Divesiran, a first-in-class GalNAc-conjugated siRNA targeting TMPRSS6 mRNA, is designed to increase hepcidin levels and rebalance iron distribution. The ongoing phase I/II SANRECO trial (NCT05499013) evaluates divesiran in adults with PV who required multiple recent phlebotomies. 

At the 2025 European Hematology Association (EHA) Congress, Marina Kremyanskaya presented findings from the completed phase I portion of SANRECO, with primary endpoints of assessed safety, tolerability, and preliminary efficacy in 21 participants across three dose-escalation cohorts (Cohort 1: 3 mg/kg, n = 6); Cohort 2: 6 mg/kg, n = 8), Cohort 3: 9 mg/kg, n = 7).¹

Key learnings

Divesiran reduced phlebotomies across all patients from 79 pre-treatment to 5 during treatment and 4 during follow-up; no patients with baseline HCT <45% (n=3) required phlebotomy post-treatment.

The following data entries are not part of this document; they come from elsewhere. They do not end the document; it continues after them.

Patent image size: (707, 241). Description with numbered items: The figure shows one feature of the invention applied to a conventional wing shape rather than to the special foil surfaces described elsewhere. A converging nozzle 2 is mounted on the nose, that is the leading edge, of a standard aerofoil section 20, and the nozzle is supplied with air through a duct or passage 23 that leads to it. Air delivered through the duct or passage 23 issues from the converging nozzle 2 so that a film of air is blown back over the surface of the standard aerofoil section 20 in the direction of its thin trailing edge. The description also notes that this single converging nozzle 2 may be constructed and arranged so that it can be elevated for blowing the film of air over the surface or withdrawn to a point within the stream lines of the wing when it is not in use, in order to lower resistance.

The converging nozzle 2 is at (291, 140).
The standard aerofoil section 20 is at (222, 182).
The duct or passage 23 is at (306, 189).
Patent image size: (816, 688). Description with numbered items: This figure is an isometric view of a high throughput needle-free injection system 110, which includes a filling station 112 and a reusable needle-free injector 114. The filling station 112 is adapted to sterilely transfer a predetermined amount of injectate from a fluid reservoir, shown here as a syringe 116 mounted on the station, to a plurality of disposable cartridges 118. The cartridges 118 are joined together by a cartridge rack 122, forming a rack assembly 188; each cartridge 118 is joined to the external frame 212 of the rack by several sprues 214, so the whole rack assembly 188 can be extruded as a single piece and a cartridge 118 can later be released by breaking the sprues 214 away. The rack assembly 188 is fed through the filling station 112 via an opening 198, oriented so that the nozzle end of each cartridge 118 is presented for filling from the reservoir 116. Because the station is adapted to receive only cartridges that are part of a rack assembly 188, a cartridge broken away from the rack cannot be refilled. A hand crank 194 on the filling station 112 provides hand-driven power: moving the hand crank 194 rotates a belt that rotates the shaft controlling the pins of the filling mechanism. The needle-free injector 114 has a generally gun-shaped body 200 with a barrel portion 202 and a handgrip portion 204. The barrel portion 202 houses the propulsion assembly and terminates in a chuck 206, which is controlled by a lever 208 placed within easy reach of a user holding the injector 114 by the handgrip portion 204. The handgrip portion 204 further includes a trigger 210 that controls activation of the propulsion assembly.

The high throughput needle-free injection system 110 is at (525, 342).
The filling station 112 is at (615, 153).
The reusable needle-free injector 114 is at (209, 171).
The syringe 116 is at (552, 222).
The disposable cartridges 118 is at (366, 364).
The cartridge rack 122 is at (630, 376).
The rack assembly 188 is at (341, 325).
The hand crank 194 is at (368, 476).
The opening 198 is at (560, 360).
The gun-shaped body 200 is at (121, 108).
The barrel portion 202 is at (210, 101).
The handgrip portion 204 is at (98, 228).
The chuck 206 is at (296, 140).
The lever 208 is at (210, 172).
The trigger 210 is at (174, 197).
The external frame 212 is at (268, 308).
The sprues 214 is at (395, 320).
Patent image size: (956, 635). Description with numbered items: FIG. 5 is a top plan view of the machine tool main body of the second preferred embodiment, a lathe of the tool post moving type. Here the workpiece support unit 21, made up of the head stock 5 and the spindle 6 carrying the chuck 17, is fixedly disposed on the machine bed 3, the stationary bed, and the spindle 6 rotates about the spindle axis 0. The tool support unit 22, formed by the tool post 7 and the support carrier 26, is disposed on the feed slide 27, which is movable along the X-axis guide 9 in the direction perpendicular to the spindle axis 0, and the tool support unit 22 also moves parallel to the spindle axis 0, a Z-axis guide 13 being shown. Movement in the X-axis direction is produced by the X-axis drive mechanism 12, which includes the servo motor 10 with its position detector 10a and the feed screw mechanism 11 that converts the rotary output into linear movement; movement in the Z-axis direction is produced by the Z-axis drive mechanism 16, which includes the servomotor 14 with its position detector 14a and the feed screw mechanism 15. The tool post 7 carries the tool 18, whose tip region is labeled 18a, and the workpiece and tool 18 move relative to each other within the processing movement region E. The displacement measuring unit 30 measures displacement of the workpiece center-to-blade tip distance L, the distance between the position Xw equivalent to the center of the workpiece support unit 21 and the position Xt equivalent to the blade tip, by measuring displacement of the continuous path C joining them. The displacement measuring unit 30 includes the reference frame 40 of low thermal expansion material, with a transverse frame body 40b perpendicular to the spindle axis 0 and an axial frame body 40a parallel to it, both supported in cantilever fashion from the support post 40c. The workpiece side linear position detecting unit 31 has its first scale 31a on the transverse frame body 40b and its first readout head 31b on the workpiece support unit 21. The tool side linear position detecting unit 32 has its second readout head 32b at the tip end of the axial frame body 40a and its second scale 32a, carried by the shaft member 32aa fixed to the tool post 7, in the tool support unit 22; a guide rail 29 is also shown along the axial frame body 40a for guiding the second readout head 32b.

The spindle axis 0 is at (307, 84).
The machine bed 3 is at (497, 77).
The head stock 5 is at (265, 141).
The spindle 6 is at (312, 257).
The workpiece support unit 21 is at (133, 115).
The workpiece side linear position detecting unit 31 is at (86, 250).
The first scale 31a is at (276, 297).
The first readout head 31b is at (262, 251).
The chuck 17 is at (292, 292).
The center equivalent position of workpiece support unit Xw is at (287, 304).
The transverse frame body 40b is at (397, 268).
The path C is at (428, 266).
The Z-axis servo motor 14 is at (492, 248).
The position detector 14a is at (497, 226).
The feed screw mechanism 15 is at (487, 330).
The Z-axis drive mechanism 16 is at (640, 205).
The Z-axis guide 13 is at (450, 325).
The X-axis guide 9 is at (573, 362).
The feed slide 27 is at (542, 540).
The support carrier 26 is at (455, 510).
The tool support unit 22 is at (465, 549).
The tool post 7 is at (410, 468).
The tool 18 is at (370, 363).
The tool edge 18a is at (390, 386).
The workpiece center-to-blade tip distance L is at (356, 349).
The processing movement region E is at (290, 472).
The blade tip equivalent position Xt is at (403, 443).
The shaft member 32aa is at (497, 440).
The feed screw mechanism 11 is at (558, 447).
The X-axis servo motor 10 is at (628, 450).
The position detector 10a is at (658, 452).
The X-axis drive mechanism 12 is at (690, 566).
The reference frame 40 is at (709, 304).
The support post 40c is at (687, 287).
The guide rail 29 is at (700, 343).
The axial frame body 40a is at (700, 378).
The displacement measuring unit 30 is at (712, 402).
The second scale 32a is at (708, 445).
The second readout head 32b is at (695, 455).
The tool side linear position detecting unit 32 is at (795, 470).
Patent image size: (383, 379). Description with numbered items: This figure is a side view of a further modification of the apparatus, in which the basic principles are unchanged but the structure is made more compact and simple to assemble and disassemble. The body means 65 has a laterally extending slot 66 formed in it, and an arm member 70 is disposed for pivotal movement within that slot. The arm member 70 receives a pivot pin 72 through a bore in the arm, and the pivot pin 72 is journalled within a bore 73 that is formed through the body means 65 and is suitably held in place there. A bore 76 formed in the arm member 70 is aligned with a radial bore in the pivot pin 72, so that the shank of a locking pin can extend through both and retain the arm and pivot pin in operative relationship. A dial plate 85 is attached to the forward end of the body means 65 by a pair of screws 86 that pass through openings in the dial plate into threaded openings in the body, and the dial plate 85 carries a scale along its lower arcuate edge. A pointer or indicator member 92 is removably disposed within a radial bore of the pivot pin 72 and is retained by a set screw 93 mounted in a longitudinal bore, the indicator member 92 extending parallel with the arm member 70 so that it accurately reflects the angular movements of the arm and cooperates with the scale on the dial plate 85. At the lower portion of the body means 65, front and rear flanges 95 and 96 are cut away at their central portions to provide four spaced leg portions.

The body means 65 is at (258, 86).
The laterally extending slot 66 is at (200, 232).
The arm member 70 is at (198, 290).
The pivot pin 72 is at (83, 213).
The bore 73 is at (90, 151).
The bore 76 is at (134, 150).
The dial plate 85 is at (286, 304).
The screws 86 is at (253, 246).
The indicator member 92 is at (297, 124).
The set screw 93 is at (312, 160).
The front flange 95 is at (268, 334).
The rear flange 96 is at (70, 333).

Mean HCT decreased from baseline across all dose cohorts, with reductions sustained through Day 232. Platelets increased from baseline by Day 29 across all cohorts (no dose dependency observed), and WBC counts were maintained.

Hepcidin levels increased from baseline across all cohorts, with greater increases observed in higher-dose groups; ferritin rose in previously iron-deficient patients (≤25 µg/L, n = 18), with one patient reaching 324 µg/L, indicating improved iron storage and redistribution.

Divesiran was well tolerated, with 83% of TEAEs being Grade 1 and no DLTs, SAEs, or TEAE-related discontinuations; the most frequent TEAE was injection site reaction (66.7%). These results support further investigation of divesiran for phlebotomy burden reduction in PV.